Posted by visda at 5:23 PM
Monday, September 26, 2011
the 12th annual san francisco electronic music festival took place on september 8 -11 in sfmoma and brava theater. it was the first time that sfmoma hosted one of the nights and it was amazing to have some amazing sounds in that space.
one of the highlights of this year's festival was a tribute to max mathews. as you may already know we lost the father of computer music earlier this year. in sfemf marielle jakobsons and diane douglas played improv for olympiad using max's phaser filters. max mathews' phaser filters create tuned resonances within any sound played through them., the way that a room can amplify certain frequencies depending on its shape. max loved to play these filters melodically to constantly shift the resonant space. he was also interested in harmonics for example, changing the tuning of his filters to quarter tones or complex chords.
from other new composers and media artists i was most fascinated by the music of cadet kuhne. her piece stora bioern is a collaboration with visual artist alba corral. the piece is based on great bear constellation using a recursive algorithm to compose dynamics and structures. corral used processing to create visuals. since i am a fan of open source software, processing, i really enjoyed what she has done with it. there are regularly processing workshops at gaffta if you are interested in learning more about the software. also cadets pulsing sound progressing in sync with the visuals were very fascinating.
Posted by visda at 11:25 AM
Monday, June 6, 2011
i'm not a literature expert to talk about getrude stein's writings, but i like them rhythmically and enjoy how she plays with phrases. also i respect her work as being a contemporary art collector. there are two amazing exhibits in san francisco now on her life, one at sfmoma, and one at contemporary jewish museum. in these exhibits, her works in literature and art, life and relationships, and even works of artists about her are exhibited.

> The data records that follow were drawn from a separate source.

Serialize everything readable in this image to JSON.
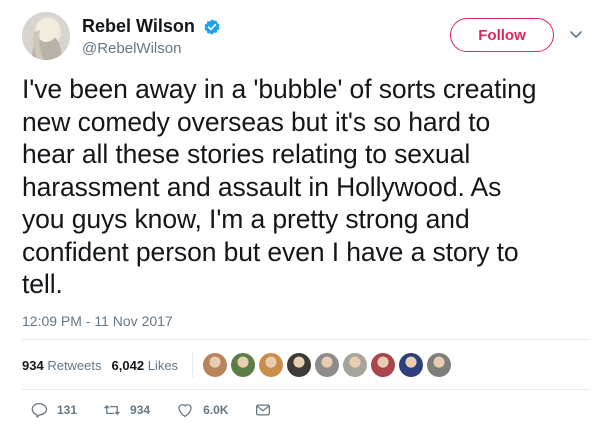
{
  "user": {
    "display_name": "Rebel Wilson",
    "handle": "@RebelWilson",
    "verified": true
  },
  "follow_label": "Follow",
  "tweet": {
    "lines": [
      "I've been away in a 'bubble' of sorts creating",
      "new comedy overseas but it's so hard to",
      "hear all these stories relating to sexual",
      "harassment and assault in Hollywood. As",
      "you guys know, I'm a pretty strong and",
      "confident person but even I have a story to",
      "tell."
    ],
    "timestamp": "12:09 PM - 11 Nov 2017"
  },
  "stats": {
    "retweets_count": "934",
    "retweets_label": "Retweets",
    "likes_count": "6,042",
    "likes_label": "Likes"
  },
  "liker_avatars": [
    "#b9835c",
    "#5d7d46",
    "#c98f4a",
    "#3f3a36",
    "#8d8c8a",
    "#a7a49d",
    "#a8484e",
    "#2d3f7c",
    "#7e7f7b"
  ],
  "actions": {
    "reply_count": "131",
    "retweet_count": "934",
    "like_count": "6.0K"
  },
  "colors": {
    "accent": "#e0245e",
    "verified": "#1da1f2",
    "muted": "#657786",
    "text": "#14171a"
  },
  "icons": [
    "verified-badge-icon",
    "chevron-down-icon",
    "reply-icon",
    "retweet-icon",
    "like-icon",
    "direct-message-icon"
  ]
}
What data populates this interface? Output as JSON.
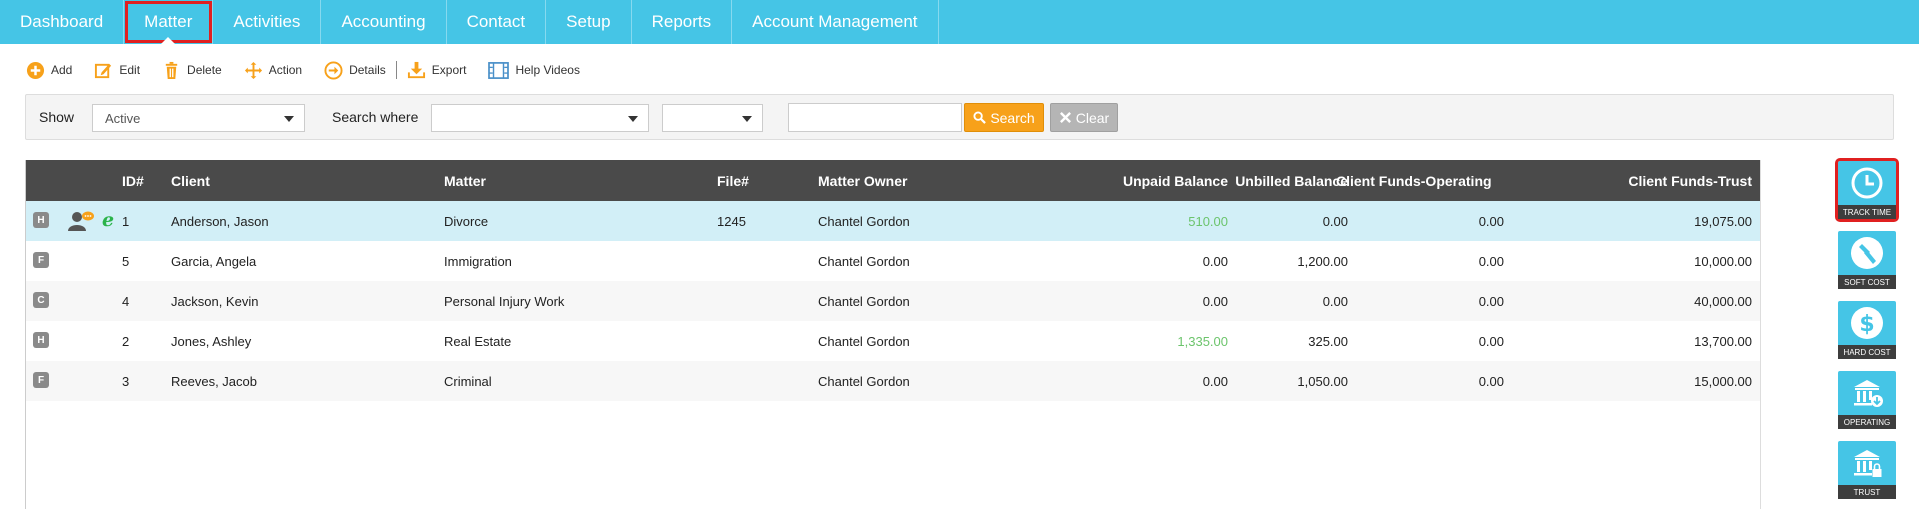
{
  "nav": {
    "items": [
      {
        "label": "Dashboard"
      },
      {
        "label": "Matter"
      },
      {
        "label": "Activities"
      },
      {
        "label": "Accounting"
      },
      {
        "label": "Contact"
      },
      {
        "label": "Setup"
      },
      {
        "label": "Reports"
      },
      {
        "label": "Account Management"
      }
    ],
    "active": "Matter"
  },
  "toolbar": {
    "add": "Add",
    "edit": "Edit",
    "delete": "Delete",
    "action": "Action",
    "details": "Details",
    "export": "Export",
    "help_videos": "Help Videos"
  },
  "filter": {
    "show_label": "Show",
    "show_value": "Active",
    "search_where_label": "Search where",
    "search_where_value": "",
    "operator_value": "",
    "search_text": "",
    "search_button": "Search",
    "clear_button": "Clear"
  },
  "table": {
    "headers": {
      "id": "ID#",
      "client": "Client",
      "matter": "Matter",
      "file": "File#",
      "owner": "Matter Owner",
      "unpaid": "Unpaid Balance",
      "unbilled": "Unbilled Balance",
      "operating": "Client Funds-Operating",
      "trust": "Client Funds-Trust"
    },
    "rows": [
      {
        "type": "H",
        "portal": true,
        "id": "1",
        "client": "Anderson, Jason",
        "matter": "Divorce",
        "file": "1245",
        "owner": "Chantel Gordon",
        "unpaid": "510.00",
        "unpaid_green": true,
        "unbilled": "0.00",
        "operating": "0.00",
        "trust": "19,075.00"
      },
      {
        "type": "F",
        "portal": false,
        "id": "5",
        "client": "Garcia, Angela",
        "matter": "Immigration",
        "file": "",
        "owner": "Chantel Gordon",
        "unpaid": "0.00",
        "unpaid_green": false,
        "unbilled": "1,200.00",
        "operating": "0.00",
        "trust": "10,000.00"
      },
      {
        "type": "C",
        "portal": false,
        "id": "4",
        "client": "Jackson, Kevin",
        "matter": "Personal Injury Work",
        "file": "",
        "owner": "Chantel Gordon",
        "unpaid": "0.00",
        "unpaid_green": false,
        "unbilled": "0.00",
        "operating": "0.00",
        "trust": "40,000.00"
      },
      {
        "type": "H",
        "portal": false,
        "id": "2",
        "client": "Jones, Ashley",
        "matter": "Real Estate",
        "file": "",
        "owner": "Chantel Gordon",
        "unpaid": "1,335.00",
        "unpaid_green": true,
        "unbilled": "325.00",
        "operating": "0.00",
        "trust": "13,700.00"
      },
      {
        "type": "F",
        "portal": false,
        "id": "3",
        "client": "Reeves, Jacob",
        "matter": "Criminal",
        "file": "",
        "owner": "Chantel Gordon",
        "unpaid": "0.00",
        "unpaid_green": false,
        "unbilled": "1,050.00",
        "operating": "0.00",
        "trust": "15,000.00"
      }
    ]
  },
  "quick_actions": [
    {
      "label": "TRACK TIME",
      "icon": "clock-icon",
      "highlighted": true
    },
    {
      "label": "SOFT COST",
      "icon": "gavel-icon",
      "highlighted": false
    },
    {
      "label": "HARD COST",
      "icon": "dollar-icon",
      "highlighted": false
    },
    {
      "label": "OPERATING",
      "icon": "bank-download-icon",
      "highlighted": false
    },
    {
      "label": "TRUST",
      "icon": "bank-lock-icon",
      "highlighted": false
    }
  ],
  "colors": {
    "brand": "#45c5e6",
    "header_dark": "#4a4a4a",
    "accent_orange": "#f7a11a",
    "highlight_red": "#e02020",
    "positive_green": "#6cc46c"
  }
}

one of my very favorite art works on these exhibits is deborah sperber's after picasso. this work is based on picasso's portrait of getrude stein which is at metropolitan museum of art in new york. what sperber has done with several classic pieces is amazing. she has recreated these classic art works by using thousands of spools of colored thread arranged in abstract patterns that pulled into focus when viewed through a circular device resampling a crystal ball. from a few feet away they look like vague, pixilated color but through the optical device you see the perfect reproduction of the painting of picasso.
another interesting installation in this exhibit is terry berlier's human tuning fork #4. i really enjoyed her pan lid gamelan when she exhibited it with us at somaarts. that was a very interactive piece that you could play gamelan on an array of pan lids mounted on the wall. the human tuning fork is less interactive but very interesting. there are circles of tiny speakers mounted on the wall, each representing one country in the world. each speaker is wired parallel to the other which means the whole system either works all together or not at all. a sound recording of getrude stein text is played by the speakers which is translated into several languages.